CBC News — New Brunswick forest companies will not be hit with extra duties from the United States because of low property taxes charged on privately owned timberland in the province.

In a decision released last week, the U.S. Department of Commerce ruled New Brunswick assesses forest properties for taxes too low at $100 per hectare but not low enough to trigger extra duties on forest products.

In a report by CBC News, Mike Legere of Forest NB, an association of provincial forest companies, welcomed the news.

“It’s another allegation we’ve been able to refute the same as we’re going to continue to try and refute the other allegations of subsidy in New Brunswick,” said Legere.

New Brunswick has assessed and taxed private timberland to be worth $100 per hectare since 1994, well below what the properties routinely sell for on the open market.

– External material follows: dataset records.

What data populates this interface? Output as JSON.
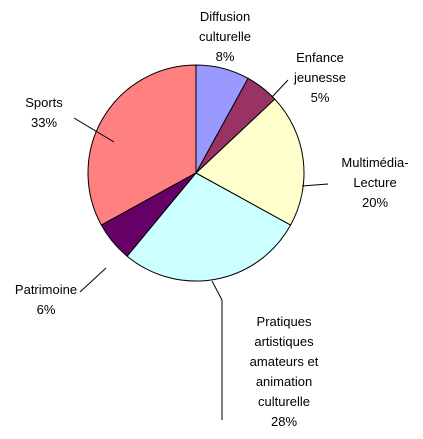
{
  "chart_data": {
    "type": "pie",
    "categories": [
      "Diffusion\nculturelle",
      "Enfance\njeunesse",
      "Multimédia-\nLecture",
      "Pratiques\nartistiques\namateurs et\nanimation\nculturelle",
      "Patrimoine",
      "Sports"
    ],
    "values": [
      8,
      5,
      20,
      28,
      6,
      33
    ],
    "value_labels": [
      "8%",
      "5%",
      "20%",
      "28%",
      "6%",
      "33%"
    ],
    "colors": [
      "#9999ff",
      "#993366",
      "#ffffcc",
      "#ccffff",
      "#660066",
      "#ff8080"
    ]
  }
}
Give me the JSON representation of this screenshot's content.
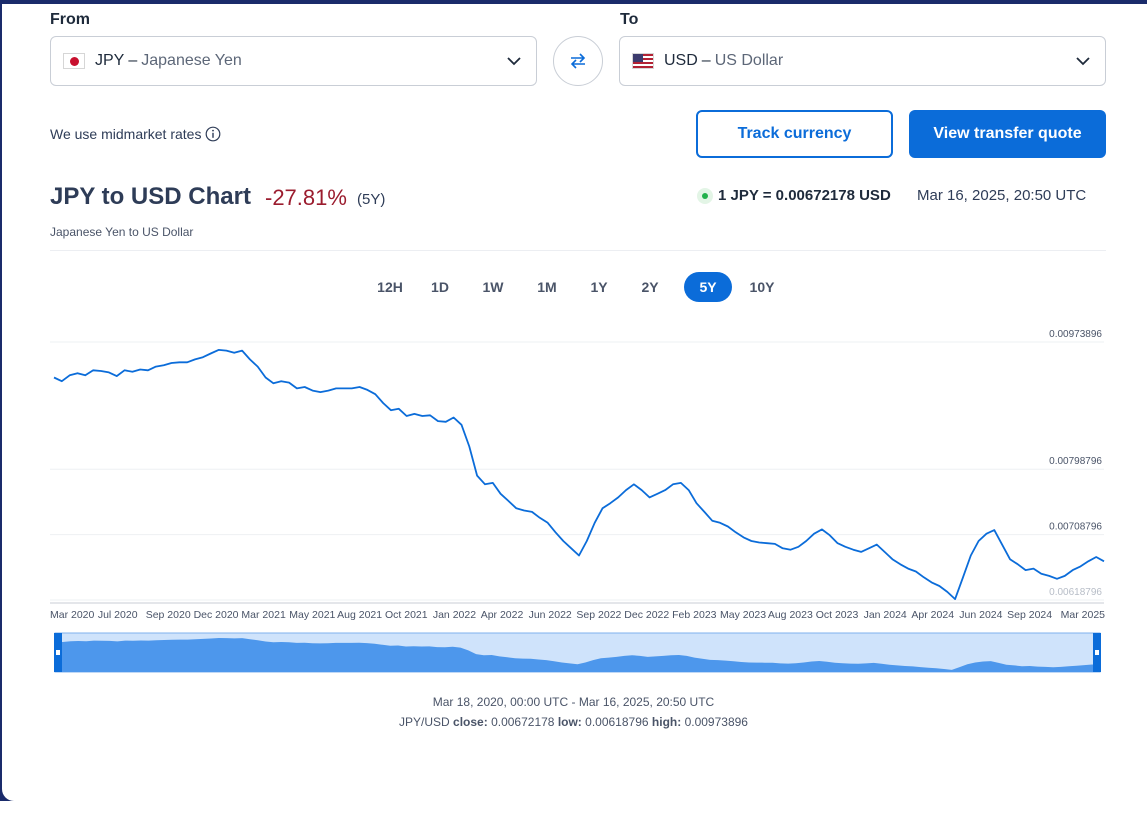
{
  "converter": {
    "from_label": "From",
    "to_label": "To",
    "from": {
      "code": "JPY",
      "dash": "–",
      "name": "Japanese Yen",
      "flag": "flag-japan-icon"
    },
    "to": {
      "code": "USD",
      "dash": "–",
      "name": "US Dollar",
      "flag": "flag-usa-icon"
    },
    "swap_icon": "swap-arrows-icon"
  },
  "midmarket_text": "We use midmarket rates",
  "buttons": {
    "track": "Track currency",
    "quote": "View transfer quote"
  },
  "header": {
    "title": "JPY to USD Chart",
    "change": "-27.81%",
    "period": "(5Y)",
    "subtitle": "Japanese Yen to US Dollar",
    "rate": "1 JPY = 0.00672178 USD",
    "timestamp": "Mar 16, 2025, 20:50 UTC"
  },
  "ranges": [
    "12H",
    "1D",
    "1W",
    "1M",
    "1Y",
    "2Y",
    "5Y",
    "10Y"
  ],
  "active_range": "5Y",
  "colors": {
    "accent": "#0b6cd9",
    "negative": "#9b1c2e",
    "line": "#0b6cd9",
    "live": "#22b14c"
  },
  "chart_data": {
    "type": "line",
    "series": [
      {
        "values": [
          0.00925,
          0.0092,
          0.00928,
          0.00931,
          0.00928,
          0.00935,
          0.00934,
          0.00932,
          0.00927,
          0.00935,
          0.00933,
          0.00936,
          0.00935,
          0.0094,
          0.00942,
          0.00945,
          0.00946,
          0.00946,
          0.0095,
          0.00953,
          0.00958,
          0.00963,
          0.00962,
          0.00959,
          0.00962,
          0.0095,
          0.0094,
          0.00925,
          0.00917,
          0.0092,
          0.00918,
          0.0091,
          0.00912,
          0.00907,
          0.00905,
          0.00907,
          0.0091,
          0.0091,
          0.0091,
          0.00912,
          0.00908,
          0.00902,
          0.0089,
          0.0088,
          0.00882,
          0.00872,
          0.00875,
          0.00872,
          0.00873,
          0.00865,
          0.00864,
          0.0087,
          0.0086,
          0.0083,
          0.0079,
          0.00778,
          0.0078,
          0.00765,
          0.00755,
          0.00745,
          0.00742,
          0.0074,
          0.00732,
          0.00725,
          0.00712,
          0.007,
          0.0069,
          0.0068,
          0.007,
          0.00725,
          0.00745,
          0.00752,
          0.0076,
          0.0077,
          0.00778,
          0.0077,
          0.0076,
          0.00765,
          0.0077,
          0.00778,
          0.0078,
          0.0077,
          0.00752,
          0.0074,
          0.00728,
          0.00725,
          0.0072,
          0.00712,
          0.00705,
          0.007,
          0.00698,
          0.00697,
          0.00696,
          0.0069,
          0.00688,
          0.00692,
          0.007,
          0.0071,
          0.00716,
          0.00708,
          0.00697,
          0.00692,
          0.00688,
          0.00685,
          0.0069,
          0.00695,
          0.00685,
          0.00675,
          0.00668,
          0.00662,
          0.00658,
          0.0065,
          0.00643,
          0.00638,
          0.0063,
          0.0062,
          0.0065,
          0.0068,
          0.007,
          0.0071,
          0.00715,
          0.00695,
          0.00675,
          0.00668,
          0.0066,
          0.00662,
          0.00655,
          0.00652,
          0.00648,
          0.00652,
          0.0066,
          0.00665,
          0.00672,
          0.00678,
          0.00672
        ]
      }
    ],
    "x_ticks": [
      "Mar 2020",
      "Jul 2020",
      "Sep 2020",
      "Dec 2020",
      "Mar 2021",
      "May 2021",
      "Aug 2021",
      "Oct 2021",
      "Jan 2022",
      "Apr 2022",
      "Jun 2022",
      "Sep 2022",
      "Dec 2022",
      "Feb 2023",
      "May 2023",
      "Aug 2023",
      "Oct 2023",
      "Jan 2024",
      "Apr 2024",
      "Jun 2024",
      "Sep 2024",
      "Mar 2025"
    ],
    "y_ticks": [
      "0.00973896",
      "0.00798796",
      "0.00708796",
      "0.00618796"
    ],
    "ylim": [
      0.00618796,
      0.00973896
    ],
    "legend": "none",
    "grid": "horizontal"
  },
  "footer": {
    "range": "Mar 18, 2020, 00:00 UTC - Mar 16, 2025, 20:50 UTC",
    "pair": "JPY/USD",
    "close_label": "close:",
    "close": "0.00672178",
    "low_label": "low:",
    "low": "0.00618796",
    "high_label": "high:",
    "high": "0.00973896"
  }
}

A collection of U.S. lumber companies has been arguing the tax treatment is a clear government benefit to private owners of timberland and wanted duties assessed on forest products entering the United States from New Brunswick because of it.

New Brunswick has assessed and taxed private timberland to be worth $100 per hectare since 1994. (CBC)

The case being considered in Washington was narrowly focused on North American Forest Products (NAFP) of Saint-Quentin, but it was feared an adverse ruling in the case would quickly engulf all New Brunswick forest companies and private owners of timberland.

In its decision, the Commerce Department agreed New Brunswick forest properties are worth several hundred dollars per hectare more than they are assessed and taxed for but accepted an argument from the province and NAFP that most of that value is in the trees.

New Brunswick does not count the value of crops when it assesses farmland and argued the same principle should apply to the forests, a position the Commerce Department eventually adopted.

“We agree with the GNB’s [Government of New Brunswick] and NAFP’s argument,” the decision explained. “We have calculated an average value of timberland property in New Brunswick exclusive of the value of standing timber.”